In light of this, Paul says in the next chapter (I Cor 2:1-5):
And I, when I came to you, brothers, did not come proclaiming to you the testimony of God with lofty speech or wisdom. 2 For I decided to know nothing among you except Jesus Christ and him crucified. 3 And I was with you in weakness and in fear and much trembling, 4 and my speech and my message were not in plausible words of wisdom, but in demonstration of the Spirit and of power, 5 so that your faith might not rest in the wisdom of men but in the power of God.

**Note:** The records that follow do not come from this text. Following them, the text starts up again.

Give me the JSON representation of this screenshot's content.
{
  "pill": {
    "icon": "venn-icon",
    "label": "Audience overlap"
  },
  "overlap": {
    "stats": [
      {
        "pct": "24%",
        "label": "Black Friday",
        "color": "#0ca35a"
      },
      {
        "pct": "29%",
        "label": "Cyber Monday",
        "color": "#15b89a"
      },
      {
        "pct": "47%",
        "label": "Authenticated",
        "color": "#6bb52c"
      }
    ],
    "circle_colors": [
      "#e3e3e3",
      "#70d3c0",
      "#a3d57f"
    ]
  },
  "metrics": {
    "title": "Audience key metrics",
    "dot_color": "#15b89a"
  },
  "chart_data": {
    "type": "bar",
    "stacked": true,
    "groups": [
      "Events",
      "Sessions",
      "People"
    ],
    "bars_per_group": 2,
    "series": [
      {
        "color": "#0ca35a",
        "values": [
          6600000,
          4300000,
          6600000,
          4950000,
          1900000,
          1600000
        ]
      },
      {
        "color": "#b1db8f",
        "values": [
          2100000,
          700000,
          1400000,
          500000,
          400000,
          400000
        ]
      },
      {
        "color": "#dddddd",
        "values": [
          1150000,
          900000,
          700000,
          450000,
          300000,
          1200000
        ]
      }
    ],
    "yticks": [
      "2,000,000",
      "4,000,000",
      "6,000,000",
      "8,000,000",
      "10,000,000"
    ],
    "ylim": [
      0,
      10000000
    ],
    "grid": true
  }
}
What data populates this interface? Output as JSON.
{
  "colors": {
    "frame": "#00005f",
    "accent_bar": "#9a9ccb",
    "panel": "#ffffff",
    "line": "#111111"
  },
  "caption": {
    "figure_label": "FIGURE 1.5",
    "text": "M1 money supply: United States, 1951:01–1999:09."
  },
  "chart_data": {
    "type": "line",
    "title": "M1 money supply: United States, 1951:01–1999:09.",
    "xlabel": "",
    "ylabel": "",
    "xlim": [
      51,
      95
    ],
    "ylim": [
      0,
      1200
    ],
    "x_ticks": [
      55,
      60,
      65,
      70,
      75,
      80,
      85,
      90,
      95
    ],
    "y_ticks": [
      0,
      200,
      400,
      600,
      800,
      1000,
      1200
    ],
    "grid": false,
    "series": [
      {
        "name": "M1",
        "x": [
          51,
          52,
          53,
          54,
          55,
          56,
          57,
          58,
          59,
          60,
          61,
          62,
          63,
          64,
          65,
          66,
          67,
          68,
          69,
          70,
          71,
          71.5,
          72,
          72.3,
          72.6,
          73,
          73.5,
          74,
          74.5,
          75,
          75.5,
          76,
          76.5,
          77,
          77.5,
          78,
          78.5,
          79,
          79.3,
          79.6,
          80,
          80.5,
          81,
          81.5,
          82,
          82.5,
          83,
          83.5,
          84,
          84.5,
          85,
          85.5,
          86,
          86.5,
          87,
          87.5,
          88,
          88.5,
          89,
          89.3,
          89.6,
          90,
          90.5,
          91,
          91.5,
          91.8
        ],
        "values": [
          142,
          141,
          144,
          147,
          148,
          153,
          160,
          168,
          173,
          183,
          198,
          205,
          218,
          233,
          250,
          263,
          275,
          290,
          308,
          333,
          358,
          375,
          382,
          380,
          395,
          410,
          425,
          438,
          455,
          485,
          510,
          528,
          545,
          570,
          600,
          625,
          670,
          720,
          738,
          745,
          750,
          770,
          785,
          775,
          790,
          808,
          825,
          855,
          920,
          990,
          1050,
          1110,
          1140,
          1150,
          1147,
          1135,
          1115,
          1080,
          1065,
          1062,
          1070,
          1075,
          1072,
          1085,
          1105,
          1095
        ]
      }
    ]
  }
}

Then, finally, in I Cor 12:9-10, Paul’s famous words about his weakness and God’s grace:
9 But he said to me, “My grace is sufficient for you, for my power is made perfect in weakness.” Therefore I will boast all the more gladly of my weaknesses, so that the power of Christ may rest upon me. 10 For the sake of Christ, then, I am content with weaknesses, insults, hardships, persecutions, and calamities. For when I am weak, then I am strong.
When we are weak, we follow the way of our Savior, who was crucified in weakness. When we are weak, we are frail vessels ready to be filled with God’s power and grace. When we are weak, we make much of God. Don’t be afraid to be weak. Because when we are weak, we are truly strong.